You have to be able appreciate this difference in pathways. From a portfolio perspective, this means you have to share not only the bottom line and the top line, but actually share their expenses, and do a comparison, and figure out how a company’s expenses compare to their peers.

Hopefully that leads to both a dollar amount and a set of terms, and rate of expected return that give the entrepreneur enough space, enough time, and enough support, to still achieve the same level of success that is expected of their peers.

 

What are some good practices that you have seen in helping black and brown entrepreneurs achieve scale?

One of the best, but probably not sustainable crisis response policies we have seen recently was the deployment of capital to small businesses irrespective of race. The regulation was too complicated, too risky, etc. But the fact that companies and charities were willing to deploy tens of millions of dollars to small businesses to at least stop the bleeding was commendable. Not necessarily the amount, but the fact that they were able to move so fast. With a very little amount of money, you were able to save a significant number of companies. The use of free capital, non-diluted capital in small amounts to lots of people was extremely valuable.

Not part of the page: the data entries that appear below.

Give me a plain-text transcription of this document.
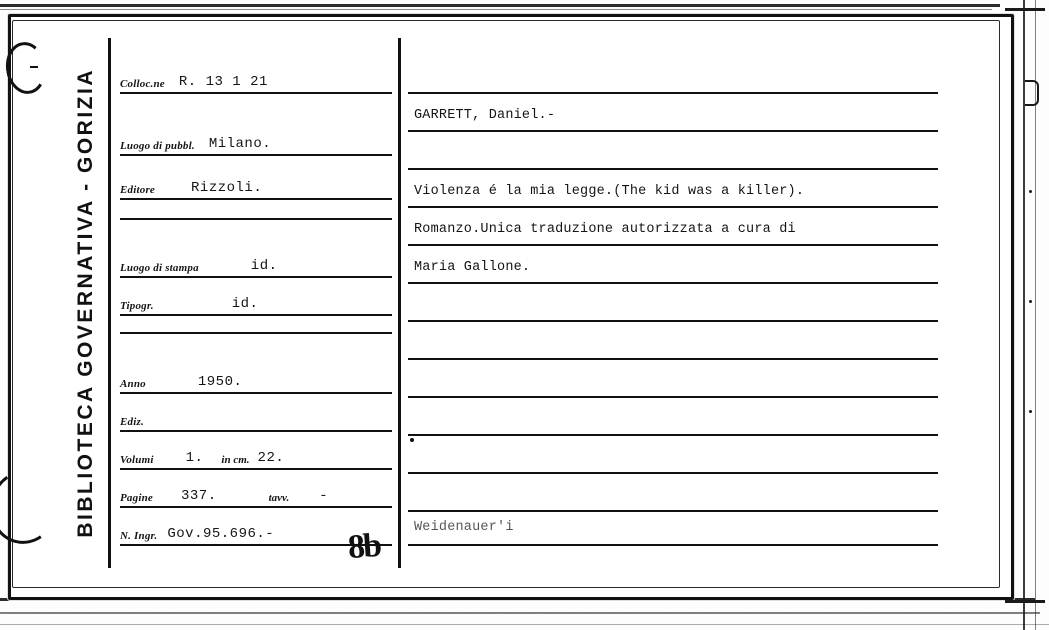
BIBLIOTECA GOVERNATIVA - GORIZIA Colloc.ne	R. 13 1 21
Luogo di pubbl.	Milano.
Editore	Rizzoli.
Luogo di stampa	id.
Tipogr.	id.
Anno	1950.
Ediz.
Volumi	1.	in cm. 22.
Pagine	337.	tavv.	-
N. Ingr. Gov.95.696.- 8b
GARRETT, Daniel.-
Violenza é la mia legge.(The kid was a killer).
Romanzo.Unica traduzione autorizzata a cura di
Maria Gallone.
Weidenauer'i
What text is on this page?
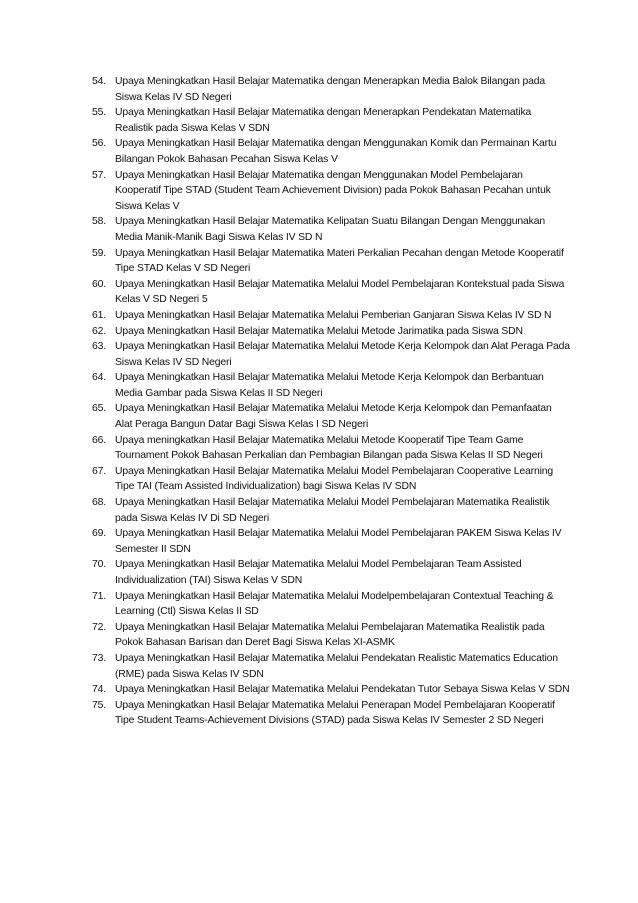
54. Upaya Meningkatkan Hasil Belajar Matematika dengan Menerapkan Media Balok Bilangan pada Siswa Kelas IV SD Negeri
55. Upaya Meningkatkan Hasil Belajar Matematika dengan Menerapkan Pendekatan Matematika Realistik pada Siswa Kelas V SDN
56. Upaya Meningkatkan Hasil Belajar Matematika dengan Menggunakan Komik dan Permainan Kartu Bilangan Pokok Bahasan Pecahan Siswa Kelas V
57. Upaya Meningkatkan Hasil Belajar Matematika dengan Menggunakan Model Pembelajaran Kooperatif Tipe STAD (Student Team Achievement Division) pada Pokok Bahasan Pecahan untuk Siswa Kelas V
58. Upaya Meningkatkan Hasil Belajar Matematika Kelipatan Suatu Bilangan Dengan Menggunakan Media Manik-Manik Bagi Siswa Kelas IV SD N
59. Upaya Meningkatkan Hasil Belajar Matematika Materi Perkalian Pecahan dengan Metode Kooperatif Tipe STAD Kelas V SD Negeri
60. Upaya Meningkatkan Hasil Belajar Matematika Melalui Model Pembelajaran Kontekstual pada Siswa Kelas V SD Negeri 5
61. Upaya Meningkatkan Hasil Belajar Matematika Melalui Pemberian Ganjaran Siswa Kelas IV SD N
62. Upaya Meningkatkan Hasil Belajar Matematika Melalui Metode Jarimatika pada Siswa SDN
63. Upaya Meningkatkan Hasil Belajar Matematika Melalui Metode Kerja Kelompok dan Alat Peraga Pada Siswa Kelas IV SD Negeri
64. Upaya Meningkatkan Hasil Belajar Matematika Melalui Metode Kerja Kelompok dan Berbantuan Media Gambar pada Siswa Kelas II SD Negeri
65. Upaya Meningkatkan Hasil Belajar Matematika Melalui Metode Kerja Kelompok dan Pemanfaatan Alat Peraga Bangun Datar Bagi Siswa Kelas I SD Negeri
66. Upaya meningkatkan Hasil Belajar Matematika Melalui Metode Kooperatif Tipe Team Game Tournament Pokok Bahasan Perkalian dan Pembagian Bilangan pada Siswa Kelas II SD Negeri
67. Upaya Meningkatkan Hasil Belajar Matematika Melalui Model Pembelajaran Cooperative Learning Tipe TAI (Team Assisted Individualization) bagi Siswa Kelas IV SDN
68. Upaya Meningkatkan Hasil Belajar Matematika Melalui Model Pembelajaran Matematika Realistik pada Siswa Kelas IV Di SD Negeri
69. Upaya Meningkatkan Hasil Belajar Matematika Melalui Model Pembelajaran PAKEM Siswa Kelas IV Semester II SDN
70. Upaya Meningkatkan Hasil Belajar Matematika Melalui Model Pembelajaran Team Assisted Individualization (TAI) Siswa Kelas V SDN
71. Upaya Meningkatkan Hasil Belajar Matematika Melalui Modelpembelajaran Contextual Teaching & Learning (Ctl) Siswa Kelas II SD
72. Upaya Meningkatkan Hasil Belajar Matematika Melalui Pembelajaran Matematika Realistik pada Pokok Bahasan Barisan dan Deret Bagi Siswa Kelas XI-ASMK
73. Upaya Meningkatkan Hasil Belajar Matematika Melalui Pendekatan Realistic Matematics Education (RME) pada Siswa Kelas IV SDN
74. Upaya Meningkatkan Hasil Belajar Matematika Melalui Pendekatan Tutor Sebaya Siswa Kelas V SDN
75. Upaya Meningkatkan Hasil Belajar Matematika Melalui Penerapan Model Pembelajaran Kooperatif Tipe Student Teams-Achievement Divisions (STAD) pada Siswa Kelas IV Semester 2 SD Negeri
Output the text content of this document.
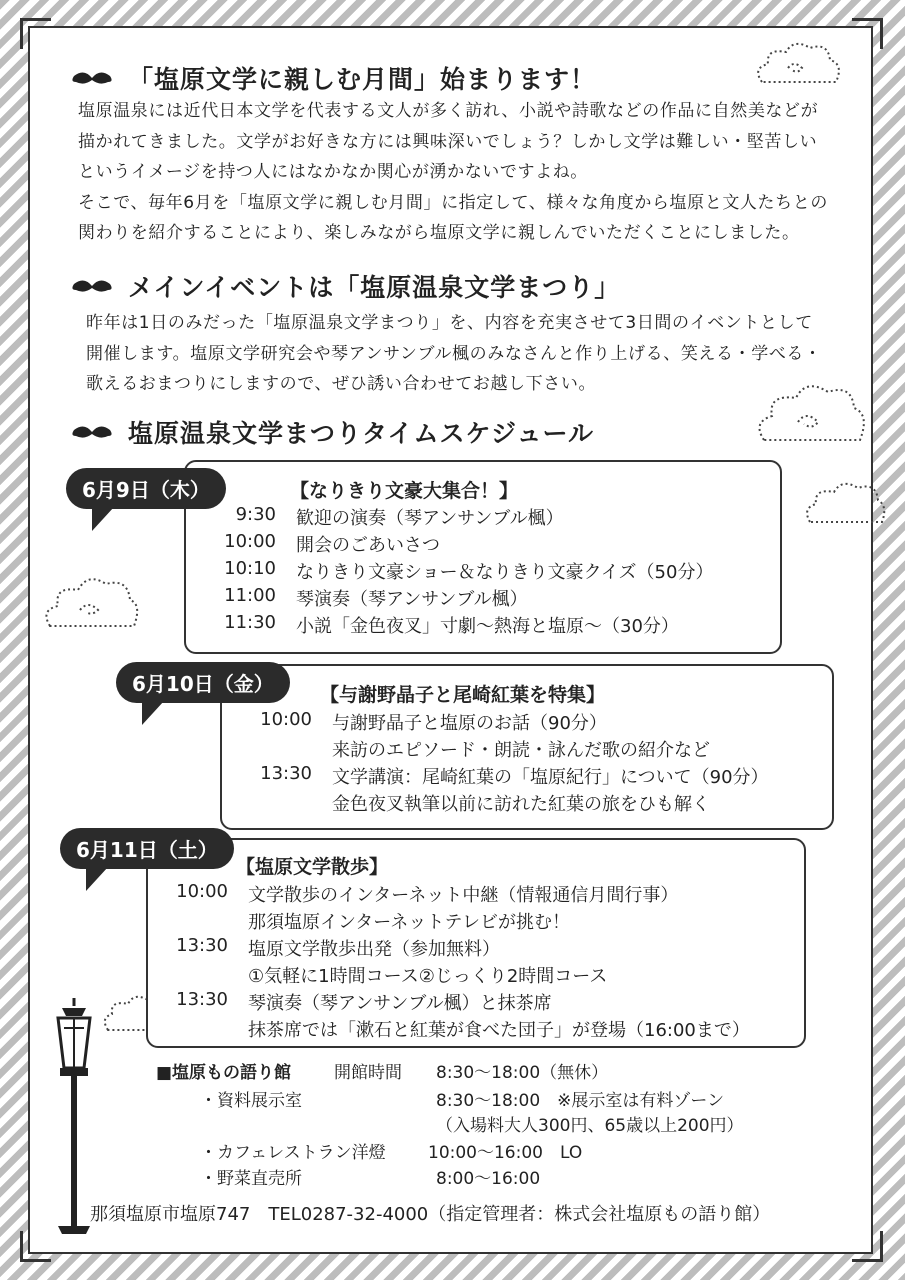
「塩原文学に親しむ月間」始まります！
塩原温泉には近代日本文学を代表する文人が多く訪れ、小説や詩歌などの作品に自然美などが
描かれてきました。文学がお好きな方には興味深いでしょう？しかし文学は難しい・堅苦しい
というイメージを持つ人にはなかなか関心が湧かないですよね。
そこで、毎年6月を「塩原文学に親しむ月間」に指定して、様々な角度から塩原と文人たちとの
関わりを紹介することにより、楽しみながら塩原文学に親しんでいただくことにしました。
メインイベントは「塩原温泉文学まつり」
昨年は1日のみだった「塩原温泉文学まつり」を、内容を充実させて3日間のイベントとして
開催します。塩原文学研究会や琴アンサンブル楓のみなさんと作り上げる、笑える・学べる・
歌えるおまつりにしますので、ぜひ誘い合わせてお越し下さい。
塩原温泉文学まつりタイムスケジュール
6月9日（木）	【なりきり文豪大集合！】
9:30 歓迎の演奏（琴アンサンブル楓）
10:00 開会のごあいさつ
10:10 なりきり文豪ショー＆なりきり文豪クイズ（50分）
11:00 琴演奏（琴アンサンブル楓）
11:30 小説「金色夜叉」寸劇〜熱海と塩原〜（30分）
6月10日（金）	【与謝野晶子と尾崎紅葉を特集】
10:00 与謝野晶子と塩原のお話（90分）
来訪のエピソード・朗読・詠んだ歌の紹介など
13:30 文学講演：尾崎紅葉の「塩原紀行」について（90分）
金色夜叉執筆以前に訪れた紅葉の旅をひも解く
6月11日（土）
【塩原文学散歩】
10:00 文学散歩のインターネット中継（情報通信月間行事）
那須塩原インターネットテレビが挑む！
13:30 塩原文学散歩出発（参加無料）
①気軽に1時間コース②じっくり2時間コース
13:30 琴演奏（琴アンサンブル楓）と抹茶席
抹茶席では「漱石と紅葉が食べた団子」が登場（16:00まで）
■塩原もの語り館	開館時間 8:30〜18:00（無休）
・資料展示室	8:30〜18:00　※展示室は有料ゾーン
（入場料大人300円、65歳以上200円）
・カフェレストラン洋燈 10:00〜16:00　LO
・野菜直売所	8:00〜16:00
那須塩原市塩原747　TEL0287-32-4000（指定管理者：株式会社塩原もの語り館）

The other is you need to give entrepreneurs coaching and support. We have a saying at 1863 Ventures that ‘No one gets capital without coaching.’ We are not investing in companies without appropriate support. Even in traditional VC, portfolio management is relative. If it is a quarterly call, that is really hierarchical and all you are doing is explain why you are on track, who are you going to talk to when you are off track? That is not the same as coaching. Contextual technical assistance to spend money wisely is particularly helpful for Black and brown entrepreneurs, whose social capital is typically not a bunch of other entrepreneurs. Throwing money at the problem is not the answer.

 

What are the metrics that we should be keeping an eye on to know that we are making progress in making entrepreneurship more equitable?

That is a hard one. The statistics are scary. More than 50 percent of Black small businesses are gone, and it is unclear if they are going to come back. That is just a bad signal that is going to scare many investors and unfortunately it might taint the water and prompt some people to say ‘see, I told you, Black entrepreneurs are not successful.’ When ironically, we have outperformed other companies in the Great Recession — this just speaks to the significance of the vulnerability caused by COVID. So that’s something we need to keep an eye on: of the businesses that closed, which ones want to come back, and how many do come back.

I also think there is going to be some interesting data to see of the 40 million people who are now unemployed, how many of them are going to turn to some level of entrepreneurship because they won’t have anywhere to go. Even if we talk about some of the people at the meatpacking plants, many of the workers won’t go back because COVID is not going to go away, and better for these people to stay at home and get their unemployment checks.

Then, the question will be: if they turn to entrepreneurship, can they achieve a level beyond a lifestyle business? Who comes back? Which sectors do they come back to? What is the velocity with which they come back? What is the scale at which they come back? If you have a million-dollar business, what time does it take to come back to that level?

Of course it will also be interesting to see who is able to exceed expectations, and where will the capital be coming from. This will be blurry because we see an infusion of capital in Black and brown entrepreneurs now — which might last another month before people say they did all they could. So given this false propping of opportunity, how will founders continue a trajectory when the capital runs out? All of a sudden there are a ton of programs focused at earlier stages, but if at later stages, other institutions won’t pop up, these companies won’t be able to subsidize their growth and become high-growth businesses.